Wednesday, October 21, 2009

This is just getting ridiculous

Because it's just not a Charlotte mayoral debate without John Lassiter throwing a last-second hissy fit.

Before last night's Jewish Federation of Greater Charlotte debate, televised live by WBTV, the organizers flipped a coin to see who'd be Candidate A (first in opening remarks, second in closing) and Candidate B (vice versa). Anthony called heads. The flip came up heads. Anthony was therefore Candidate A.

Lassiter said he was under the impression that the candidate who opens first shouldn't be allowed to close last.

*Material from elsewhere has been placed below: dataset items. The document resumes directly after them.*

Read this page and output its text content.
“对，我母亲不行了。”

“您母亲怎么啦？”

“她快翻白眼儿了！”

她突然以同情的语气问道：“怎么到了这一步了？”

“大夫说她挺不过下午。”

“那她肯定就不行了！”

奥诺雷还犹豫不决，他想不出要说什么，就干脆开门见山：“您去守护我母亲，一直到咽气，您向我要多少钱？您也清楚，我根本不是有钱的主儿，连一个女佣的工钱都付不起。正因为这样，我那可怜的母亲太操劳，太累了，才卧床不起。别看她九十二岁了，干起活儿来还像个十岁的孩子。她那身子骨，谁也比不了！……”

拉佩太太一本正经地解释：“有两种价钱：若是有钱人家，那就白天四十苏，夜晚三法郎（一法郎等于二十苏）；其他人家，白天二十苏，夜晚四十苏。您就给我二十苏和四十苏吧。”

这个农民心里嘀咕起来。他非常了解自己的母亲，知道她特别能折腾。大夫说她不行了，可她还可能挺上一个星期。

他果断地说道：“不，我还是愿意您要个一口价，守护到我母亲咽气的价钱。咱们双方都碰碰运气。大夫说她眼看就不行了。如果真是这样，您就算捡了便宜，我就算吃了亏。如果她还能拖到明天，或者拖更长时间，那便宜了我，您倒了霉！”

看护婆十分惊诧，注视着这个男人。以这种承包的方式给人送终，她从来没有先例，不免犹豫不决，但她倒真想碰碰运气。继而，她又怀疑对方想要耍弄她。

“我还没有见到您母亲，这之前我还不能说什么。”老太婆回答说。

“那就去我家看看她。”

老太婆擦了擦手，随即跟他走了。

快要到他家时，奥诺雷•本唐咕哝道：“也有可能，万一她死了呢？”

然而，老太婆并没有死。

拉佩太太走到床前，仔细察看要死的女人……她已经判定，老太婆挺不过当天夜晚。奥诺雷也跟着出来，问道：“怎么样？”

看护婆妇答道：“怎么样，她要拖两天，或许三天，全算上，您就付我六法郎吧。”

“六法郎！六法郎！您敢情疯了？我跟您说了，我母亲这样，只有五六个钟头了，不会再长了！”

Paul Cameron of WBTV clarified that if Anthony is Candidate A, then he opens first and closes last.

That's when the smoke started coming out of Lassiter's ears -- three minutes before the debate began at 7 p.m.

"That's not fair," he stormed. "Those aren't the rules."

Yes, they were. From the guidelines, which WBTV and the Jewish Federation agreed to and submitted on Oct. 5, more than two weeks before the debate:

The moderators will give each candidate 2 minutes for opening remarks (Candidate A will go first.) ...

The moderators will then give each candidate 2 minutes for closing remarks (Candidate B will go first).

In, calmly, stepped Anthony. OK, he said. I'll allow John to go first in opening, and I'll go second in closing. And so the debate proceeded. (Video here.)

Point No. 1: Lassiter could have objected during the 15 days before the coin toss but didn't. He waited until the toss determined he didn't get the position he wanted. We wonder if he'd have objected if Anthony had called tails and Lassiter had gotten to open first and close last.

Point No. 2: We'd maybe be inclined to presume Lassiter was just confused if this weren't the latest in a string of pre-debate shenanigans Lassiter's pulled over debate rules and other technicalities. This is, as John Turturro's character put it to a competitor in The Big Lebowski, "bush-league psych-out stuff. Laughable, man."

Point No. 3: Could you have asked for a more vivid illustration of why Anthony Foxx would make a better mayor? A problem arises. John Lassiter loses himself in paltry details, appearances and his own well-developed sense of entitlement and self-pity. Anthony Foxx steps in, mediates, offers a workable solution, and everyone gets down to business.

Character reveals itself in all sorts of ways, big and small. Ask yourself: Who handled it better? Who displayed real leadership? Who would you rather have as mayor?